Kuldeep Kumar set the new pole vault national record. (Image: Instagram/@afiindia_official)

Thrown off a train in January, Kuldeep Kumar now breaks pole vault national record

Kuldeep Kumar, 21-year-old from Madhya Pradesh cleared 5.41m in Bhubaneswar to break the national pole vault record, months after being stranded at Panvel station for carrying his poles.

by · India Today

In Short

  • Kuldeep Kumar clears 5.41m, sets new national record in men's pole vault
  • 21-year-old breaks statemate Dev Meena's previous national record of 5.40m
  • Kuldeep was stranded at Panvel station in January for carrying his poles

Kuldeep Kumar is India's new national record holder in men's pole vault. At the 1st Indian Indoor Open Combined Events and Pole Vault competition in Bhubaneswar, the 21-year-old from Madhya Pradesh cleared 5.41 metres, surpassing the previous national record of 5.40m held by his Dev Meena, who finished third at 5.20m. Reegan G finished second at 5.25m.

It was a breakthrough performance. The kind that arrives quietly in Indian athletics and deserves far more noise than it gets.

What makes Kuldeep's story remarkable is not just the number. It is what came before it.

WATCH THE VIDEO HERE

A TRAIN, A TTE, A PLATFORM

A few months earlier, in January 2026, Kuldeep Kumar and Dev Meena were returning from the All India Inter-University Championships. They boarded a train. A Travelling Ticket Examiner ordered them off at Panvel station. The reason: they were carrying poles.

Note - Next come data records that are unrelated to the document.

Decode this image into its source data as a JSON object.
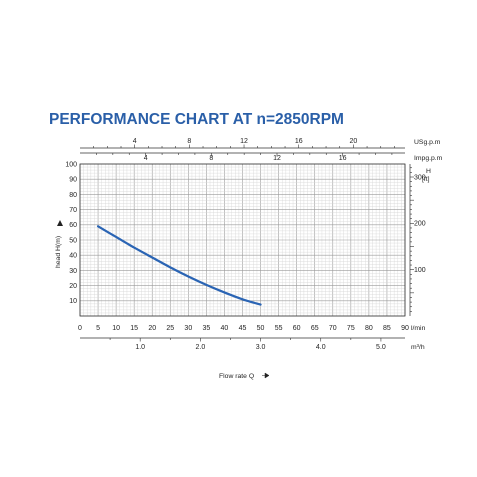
{
  "chart_data": {
    "type": "line",
    "title": "PERFORMANCE CHART AT n=2850RPM",
    "xlabel": "Flow rate Q",
    "ylabel": "head H(m)",
    "xlim": [
      0,
      90
    ],
    "ylim": [
      0,
      100
    ],
    "x_units": "l/min",
    "x_ticks": [
      0,
      5,
      10,
      15,
      20,
      25,
      30,
      35,
      40,
      45,
      50,
      55,
      60,
      65,
      70,
      75,
      80,
      85,
      90
    ],
    "y_ticks": [
      10,
      20,
      30,
      40,
      50,
      60,
      70,
      80,
      90,
      100
    ],
    "x": [
      5,
      10,
      15,
      20,
      25,
      30,
      35,
      40,
      45,
      50
    ],
    "series": [
      {
        "values": [
          59,
          52,
          45,
          38.5,
          32,
          26,
          20.5,
          15.5,
          11,
          7.5
        ],
        "color": "#2a64b4"
      }
    ],
    "grid": true,
    "secondary_axes": {
      "usgpm": {
        "units": "USg.p.m",
        "ticks": [
          4,
          8,
          12,
          16,
          20
        ]
      },
      "impgpm": {
        "units": "Impg.p.m",
        "ticks": [
          4,
          8,
          12,
          16
        ]
      },
      "m3h": {
        "units": "m³/h",
        "ticks": [
          "1.0",
          "2.0",
          "3.0",
          "4.0",
          "5.0"
        ]
      },
      "head_ft": {
        "units_top": "H",
        "units": "[ft]",
        "ticks": [
          100,
          200,
          300
        ]
      }
    }
  }
}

The two athletes spent nearly five hours stranded on the platform, trying to explain to railway authorities that their poles were not excess luggage or an inconvenience. They were the tools of their sport. Nothing worked. No one in authority seemed particularly interested in resolving the situation.

Meena later filmed a video about the ordeal that went viral. In it, he raised a question that stayed relevant long after the clip stopped circulating: if a national record holder can be treated this way, what is happening to junior athletes every day?

CLEARING EVERY BAR

That is the part worth dwelling on. He did not get there with the system's help. He got there in spite of everything, the indignity at Panvel, the lack of attention Indian athletics receives, the absence of any real infrastructure for a sport as demanding and technical as pole vault.

He charged down the runway in Bhubaneswar, planted his pole, and flew over a bar that no Indian man had ever cleared before. On the other side of that bar was a national record, a podium, and a statement that Indian pole vault has a new name to reckon with.

WHAT THE NUMBER MEANS

Kuldeep Kumar is just 21 years old. He has time, talent, and now a national record to his name. He will board more trains. He will carry his poles. Whether he will be treated with basic dignity when he does remains, unfortunately, an open question.

For now, the number stands at 5.41 metres. A national record. Proof that some athletes clear every bar put in front of them, even the ones that have nothing to do with sport.